Filename: XXX-bridgedb-database-improvements.txt
Title: "Scalability and Stability Improvements to BridgeDB: Switching to a
        Distributed Database System and RDBMS"
Author: Isis Agora Lovecruft
Created: 12 Oct 2013
Related Proposals: XXX-social-bridge-distribution.txt
Status: Open

*  I.     Overview

   BridgeDB is Tor's Bridge Distribution system, which currently has two major
   Bridge Distribution mechanisms: the HTTPS Distributor and an Email
   Distributor. [0]

   BridgeDB is written largely in Twisted Python, and uses Python2's builtin
   sqlite3 as its database backend.  Unfortunately, this backend system is
   already showing strain through increased times for queries, and sqlite's
   memory usage is not up-to-par with modern, more efficient, NoSQL databases.

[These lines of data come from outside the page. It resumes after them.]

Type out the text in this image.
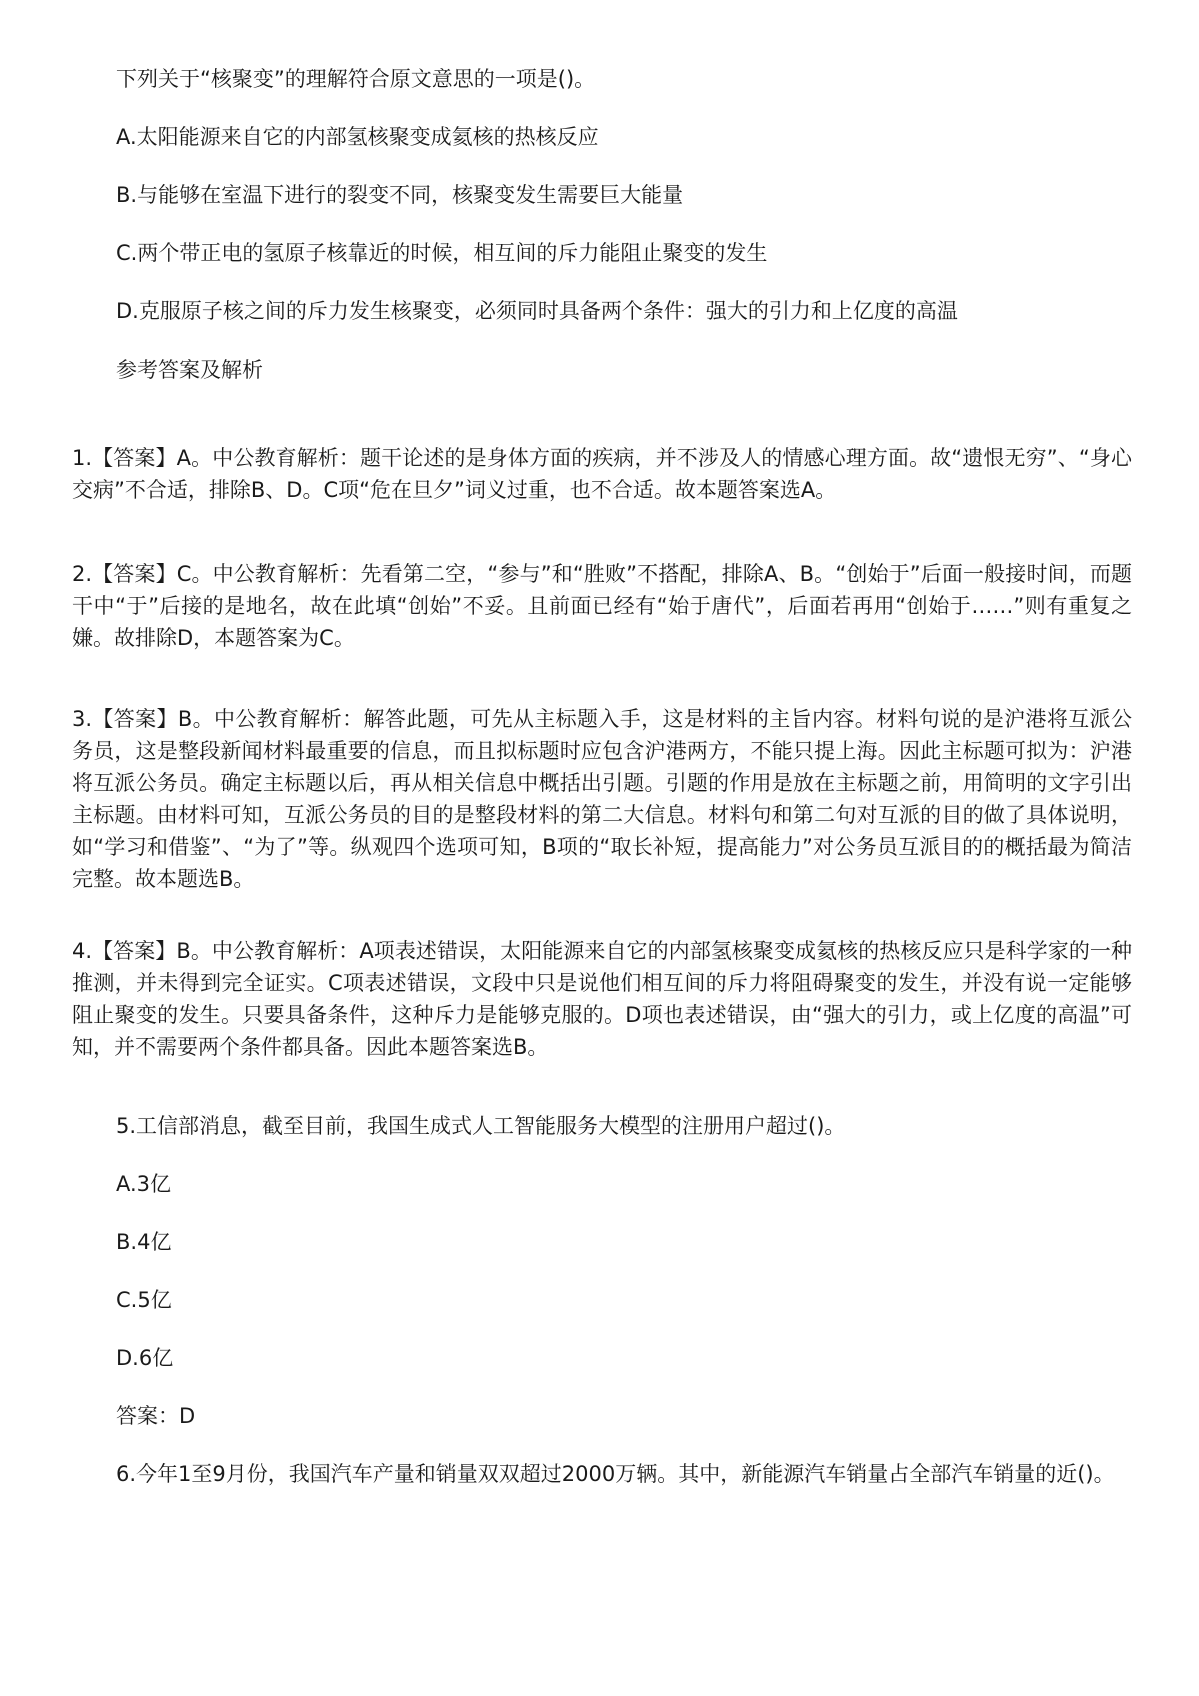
下列关于“核聚变”的理解符合原文意思的一项是()。

A.太阳能源来自它的内部氢核聚变成氦核的热核反应

B.与能够在室温下进行的裂变不同，核聚变发生需要巨大能量

C.两个带正电的氢原子核靠近的时候，相互间的斥力能阻止聚变的发生

D.克服原子核之间的斥力发生核聚变，必须同时具备两个条件：强大的引力和上亿度的高温

参考答案及解析

1.【答案】A。中公教育解析：题干论述的是身体方面的疾病，并不涉及人的情感心理方面。故“遗恨无穷”、“身心交病”不合适，排除B、D。C项“危在旦夕”词义过重，也不合适。故本题答案选A。

2.【答案】C。中公教育解析：先看第二空，“参与”和“胜败”不搭配，排除A、B。“创始于”后面一般接时间，而题干中“于”后接的是地名，故在此填“创始”不妥。且前面已经有“始于唐代”，后面若再用“创始于……”则有重复之嫌。故排除D，本题答案为C。

3.【答案】B。中公教育解析：解答此题，可先从主标题入手，这是材料的主旨内容。材料句说的是沪港将互派公务员，这是整段新闻材料最重要的信息，而且拟标题时应包含沪港两方，不能只提上海。因此主标题可拟为：沪港将互派公务员。确定主标题以后，再从相关信息中概括出引题。引题的作用是放在主标题之前，用简明的文字引出主标题。由材料可知，互派公务员的目的是整段材料的第二大信息。材料句和第二句对互派的目的做了具体说明，如“学习和借鉴”、“为了”等。纵观四个选项可知，B项的“取长补短，提高能力”对公务员互派目的的概括最为简洁完整。故本题选B。

4.【答案】B。中公教育解析：A项表述错误，太阳能源来自它的内部氢核聚变成氦核的热核反应只是科学家的一种推测，并未得到完全证实。C项表述错误，文段中只是说他们相互间的斥力将阻碍聚变的发生，并没有说一定能够阻止聚变的发生。只要具备条件，这种斥力是能够克服的。D项也表述错误，由“强大的引力，或上亿度的高温”可知，并不需要两个条件都具备。因此本题答案选B。

5.工信部消息，截至目前，我国生成式人工智能服务大模型的注册用户超过()。

A.3亿

B.4亿

C.5亿

D.6亿

答案：D

6.今年1至9月份，我国汽车产量和销量双双超过2000万辆。其中，新能源汽车销量占全部汽车销量的近()。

   In order to better facilitate the implementation of newer, more complex
   Bridge Distribution mechanisms, several improvements should be made to the
   underlying database system of BridgeDB.  Additionally, I propose that a
   clear distinction in terms, as well as a modularisation of the codebase, be
   drawn between the mechanisms for Bridge Distribution versus the backend
   Bridge Database (BridgeDB) storage system.

   This proposal covers the design and implementation of a scalable NoSQL ―
   Document-Based and Key-Value Relational ― database backend for storing data
   on Tor Bridge relays, in an efficient manner that is ammenable to
   interfacing with the Twisted Python asynchronous networking code of current
   and future Bridge Distribution mechanisms.

*  II.   Terminology

   BridgeDistributor := A program which decides when and how to hand out
                        information on a Tor Bridge relay, and to whom.

   BridgeDB := The backend system of databases and object-relational mapping
               servers, which interfaces with the BridgeDistributor in order
               to hand out bridges to clients, and to obtain and process new,
               incoming ``@type bridge-server-descriptors``,
               ``@type bridge-networkstatus`` documents, and
               ``@type bridge-extrainfo`` descriptors. [3]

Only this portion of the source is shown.